Air Clean Up
Does Pollution Affect Hay Fever?
Jul 22 2019
At present, approximately 20% of the British population are believed to suffer from hay fever. Most commonly brought on by prolonged exposure to particles of pollen in the air, hay fever generally afflicts people during the summer months when the growing seasons are in full swing. Traditionally, this has come to an end in late July, but the effects of pollution may mean that symptoms will still be experienced well into August.
That’s because emissions of greenhouse gases are contributing to climate change, which contributes to rising temperatures all around the globe and increased concentrations of carbon dioxide in the air. Both of these mean that pollen persists in the atmosphere for longer, while other forms of pollution can also weaken the respiratory systems of sufferers and make them more susceptible to hay fever’s harmful effects.
On the rise
When hay fever was first discovered by English doctor John Bostock over two centuries ago, he reported that there were only 28 other cases (besides himself) in the British capital. Today, that figure has swelled to one in every five persons, with around half of the population estimated to suffer from it by 2030. This, despite the fact that more people were exposed to pollen from working in the fields 200 years ago than they are today, and that pollen counts in the UK have been consistently falling for years.
Why, then, are more people suffering from hay fever? It’s believed that poor air quality is the likeliest culprit. The harmful emissions from diesel-powered vehicles contain contaminants such as nitrogen oxides (NOx) and ozone, which can react with the pollen grains to release more of the proteins which are guilty of causing the allergy. At the same time, these contaminants and others (such as particulate matter, nitrogen dioxide and sulphur dioxide) are damaging the membranes inside our respiratory tracts, which increases susceptibility to the condition.
More pronounced, more persistent
Not only does pollution make the effects of hay fever more widespread among the populace and more pronounced among individual sufferers, but it is also responsible for making them last longer. Just as emissions from coal-fired power stations are being linked to extreme rainfall events, so too are industrial contaminants closely associated with rising global temperatures and extended periods of draught.

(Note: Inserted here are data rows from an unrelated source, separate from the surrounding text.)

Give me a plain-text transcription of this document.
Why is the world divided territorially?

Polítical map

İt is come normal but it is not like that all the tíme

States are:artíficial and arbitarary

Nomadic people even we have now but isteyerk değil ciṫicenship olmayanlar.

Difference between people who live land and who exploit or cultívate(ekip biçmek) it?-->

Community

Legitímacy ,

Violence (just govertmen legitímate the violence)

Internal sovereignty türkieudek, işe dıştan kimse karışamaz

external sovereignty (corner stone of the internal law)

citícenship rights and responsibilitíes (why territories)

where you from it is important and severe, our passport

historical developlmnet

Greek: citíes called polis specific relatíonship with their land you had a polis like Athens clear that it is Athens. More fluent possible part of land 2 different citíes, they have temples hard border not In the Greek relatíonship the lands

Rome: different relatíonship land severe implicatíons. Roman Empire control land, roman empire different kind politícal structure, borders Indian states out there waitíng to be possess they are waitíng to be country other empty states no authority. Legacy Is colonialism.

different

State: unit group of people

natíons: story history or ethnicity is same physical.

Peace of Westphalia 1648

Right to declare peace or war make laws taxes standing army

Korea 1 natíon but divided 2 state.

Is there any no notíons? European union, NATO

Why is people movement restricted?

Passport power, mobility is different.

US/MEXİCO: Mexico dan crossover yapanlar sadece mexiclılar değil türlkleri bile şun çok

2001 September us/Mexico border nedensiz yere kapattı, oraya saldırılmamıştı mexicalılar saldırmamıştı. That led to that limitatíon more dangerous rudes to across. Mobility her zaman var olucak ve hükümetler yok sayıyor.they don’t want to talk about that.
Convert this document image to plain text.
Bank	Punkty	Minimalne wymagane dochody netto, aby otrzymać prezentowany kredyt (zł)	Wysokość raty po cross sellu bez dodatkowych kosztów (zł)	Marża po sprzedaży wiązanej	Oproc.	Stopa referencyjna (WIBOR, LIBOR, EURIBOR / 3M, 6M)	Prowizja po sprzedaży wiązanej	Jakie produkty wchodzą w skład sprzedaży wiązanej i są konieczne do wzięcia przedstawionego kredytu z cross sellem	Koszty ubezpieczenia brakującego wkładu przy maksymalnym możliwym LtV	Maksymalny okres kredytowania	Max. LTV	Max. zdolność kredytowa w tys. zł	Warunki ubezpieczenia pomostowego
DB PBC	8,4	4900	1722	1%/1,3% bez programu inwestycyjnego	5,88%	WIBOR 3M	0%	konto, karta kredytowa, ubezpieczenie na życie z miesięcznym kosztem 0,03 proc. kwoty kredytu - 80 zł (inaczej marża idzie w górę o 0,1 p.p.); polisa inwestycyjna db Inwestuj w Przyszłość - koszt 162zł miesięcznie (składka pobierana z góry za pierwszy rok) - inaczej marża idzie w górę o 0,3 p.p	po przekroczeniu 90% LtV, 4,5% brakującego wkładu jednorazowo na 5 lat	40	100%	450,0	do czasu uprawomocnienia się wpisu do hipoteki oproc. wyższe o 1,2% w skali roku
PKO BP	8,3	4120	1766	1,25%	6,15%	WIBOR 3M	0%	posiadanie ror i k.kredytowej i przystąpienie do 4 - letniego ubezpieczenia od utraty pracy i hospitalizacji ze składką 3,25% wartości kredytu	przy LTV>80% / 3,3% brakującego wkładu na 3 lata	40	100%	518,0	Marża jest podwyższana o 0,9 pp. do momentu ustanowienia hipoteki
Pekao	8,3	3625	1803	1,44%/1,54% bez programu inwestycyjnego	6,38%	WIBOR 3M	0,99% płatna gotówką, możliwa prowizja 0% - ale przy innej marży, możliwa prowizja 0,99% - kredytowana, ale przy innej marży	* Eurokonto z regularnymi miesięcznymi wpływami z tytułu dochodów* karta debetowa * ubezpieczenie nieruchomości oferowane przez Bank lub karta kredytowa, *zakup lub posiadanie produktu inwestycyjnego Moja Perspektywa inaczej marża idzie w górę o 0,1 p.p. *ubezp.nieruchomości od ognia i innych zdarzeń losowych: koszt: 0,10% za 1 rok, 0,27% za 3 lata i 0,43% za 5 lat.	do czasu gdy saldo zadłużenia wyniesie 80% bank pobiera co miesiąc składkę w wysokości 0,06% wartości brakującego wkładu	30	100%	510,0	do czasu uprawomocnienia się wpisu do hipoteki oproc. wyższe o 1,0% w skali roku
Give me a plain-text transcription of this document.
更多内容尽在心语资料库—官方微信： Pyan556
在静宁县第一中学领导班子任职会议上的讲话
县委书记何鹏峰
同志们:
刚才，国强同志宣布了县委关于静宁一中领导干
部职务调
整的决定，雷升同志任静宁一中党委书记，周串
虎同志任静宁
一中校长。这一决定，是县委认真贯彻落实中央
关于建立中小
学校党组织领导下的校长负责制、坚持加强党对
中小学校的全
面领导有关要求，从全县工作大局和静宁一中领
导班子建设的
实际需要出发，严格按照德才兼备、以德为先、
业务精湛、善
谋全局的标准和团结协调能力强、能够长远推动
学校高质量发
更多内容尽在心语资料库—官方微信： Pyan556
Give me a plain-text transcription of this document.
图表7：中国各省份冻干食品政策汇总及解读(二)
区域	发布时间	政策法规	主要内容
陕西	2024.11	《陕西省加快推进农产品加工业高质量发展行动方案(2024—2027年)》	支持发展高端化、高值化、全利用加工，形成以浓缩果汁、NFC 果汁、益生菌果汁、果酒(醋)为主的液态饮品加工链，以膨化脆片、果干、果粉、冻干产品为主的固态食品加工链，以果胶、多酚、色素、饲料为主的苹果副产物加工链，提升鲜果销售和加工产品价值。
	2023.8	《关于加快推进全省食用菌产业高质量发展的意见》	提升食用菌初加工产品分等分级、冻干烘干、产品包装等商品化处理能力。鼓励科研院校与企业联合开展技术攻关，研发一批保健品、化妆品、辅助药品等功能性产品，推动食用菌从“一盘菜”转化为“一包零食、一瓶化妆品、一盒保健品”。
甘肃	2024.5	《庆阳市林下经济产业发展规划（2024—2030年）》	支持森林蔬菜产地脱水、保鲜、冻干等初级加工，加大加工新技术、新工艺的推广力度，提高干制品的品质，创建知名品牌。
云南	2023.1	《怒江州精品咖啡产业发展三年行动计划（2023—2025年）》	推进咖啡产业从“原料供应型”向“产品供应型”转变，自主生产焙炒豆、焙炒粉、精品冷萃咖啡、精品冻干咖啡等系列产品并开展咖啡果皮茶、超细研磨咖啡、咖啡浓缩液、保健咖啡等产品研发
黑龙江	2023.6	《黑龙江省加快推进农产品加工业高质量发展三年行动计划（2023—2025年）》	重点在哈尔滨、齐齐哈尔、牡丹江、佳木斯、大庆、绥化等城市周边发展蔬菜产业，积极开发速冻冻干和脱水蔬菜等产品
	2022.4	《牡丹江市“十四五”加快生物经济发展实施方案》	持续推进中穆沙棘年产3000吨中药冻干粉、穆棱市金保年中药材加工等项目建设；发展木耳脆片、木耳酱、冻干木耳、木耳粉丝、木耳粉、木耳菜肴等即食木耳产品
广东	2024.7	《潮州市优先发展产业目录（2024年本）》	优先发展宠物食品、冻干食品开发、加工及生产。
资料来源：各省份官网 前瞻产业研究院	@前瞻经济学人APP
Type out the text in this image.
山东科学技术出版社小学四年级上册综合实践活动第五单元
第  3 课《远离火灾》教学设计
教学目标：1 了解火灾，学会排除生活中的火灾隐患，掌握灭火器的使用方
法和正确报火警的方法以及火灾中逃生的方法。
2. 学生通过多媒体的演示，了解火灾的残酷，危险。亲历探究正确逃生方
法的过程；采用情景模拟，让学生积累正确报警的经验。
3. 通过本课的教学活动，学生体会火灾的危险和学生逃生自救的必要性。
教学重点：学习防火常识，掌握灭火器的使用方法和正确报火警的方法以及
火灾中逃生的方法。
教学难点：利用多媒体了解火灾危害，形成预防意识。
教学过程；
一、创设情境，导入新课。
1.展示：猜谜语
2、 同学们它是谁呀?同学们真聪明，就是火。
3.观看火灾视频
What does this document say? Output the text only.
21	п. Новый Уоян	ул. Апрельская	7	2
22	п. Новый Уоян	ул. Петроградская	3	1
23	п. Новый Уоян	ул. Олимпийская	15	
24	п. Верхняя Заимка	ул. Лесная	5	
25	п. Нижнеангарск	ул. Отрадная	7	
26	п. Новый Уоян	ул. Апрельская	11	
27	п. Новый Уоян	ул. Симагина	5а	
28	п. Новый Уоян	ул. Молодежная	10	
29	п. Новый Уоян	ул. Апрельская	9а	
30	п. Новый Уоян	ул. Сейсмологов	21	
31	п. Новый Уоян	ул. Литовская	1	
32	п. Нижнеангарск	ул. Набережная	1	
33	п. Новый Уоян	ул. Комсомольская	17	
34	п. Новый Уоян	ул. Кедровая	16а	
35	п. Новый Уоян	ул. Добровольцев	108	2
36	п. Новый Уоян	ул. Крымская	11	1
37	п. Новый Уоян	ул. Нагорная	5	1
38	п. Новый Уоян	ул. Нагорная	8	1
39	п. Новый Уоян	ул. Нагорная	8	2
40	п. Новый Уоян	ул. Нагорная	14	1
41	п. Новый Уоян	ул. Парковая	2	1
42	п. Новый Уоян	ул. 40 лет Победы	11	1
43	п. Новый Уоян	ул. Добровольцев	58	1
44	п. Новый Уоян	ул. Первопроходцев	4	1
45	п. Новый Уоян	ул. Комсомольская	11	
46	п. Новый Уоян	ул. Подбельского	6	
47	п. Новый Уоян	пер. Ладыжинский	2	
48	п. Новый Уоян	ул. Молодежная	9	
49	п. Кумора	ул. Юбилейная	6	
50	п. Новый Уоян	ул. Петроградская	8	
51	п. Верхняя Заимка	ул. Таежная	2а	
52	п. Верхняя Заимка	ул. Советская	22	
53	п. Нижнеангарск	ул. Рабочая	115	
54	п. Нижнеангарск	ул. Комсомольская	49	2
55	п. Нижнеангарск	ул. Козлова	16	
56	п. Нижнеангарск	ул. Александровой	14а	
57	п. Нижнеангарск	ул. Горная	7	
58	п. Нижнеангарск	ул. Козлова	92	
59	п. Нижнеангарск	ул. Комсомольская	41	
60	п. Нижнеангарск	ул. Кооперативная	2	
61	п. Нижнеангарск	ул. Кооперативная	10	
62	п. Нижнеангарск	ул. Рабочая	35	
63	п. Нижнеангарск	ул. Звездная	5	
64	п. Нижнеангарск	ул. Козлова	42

This causes the pollen in the atmosphere to stick around for longer, since the growing season has become stretched and there is no rain to disburse the particles. All this adds up to an unpleasant picture for the millions of Britons who suffer from the affliction, and contributes further fuel to the fire calling for the UK government to tackle the air quality crisis in the country once and for all. However, given its current track record on the issue, it’s probably not advisable to hold your breath in waiting for a response – especially if you’re a hay fever sufferer.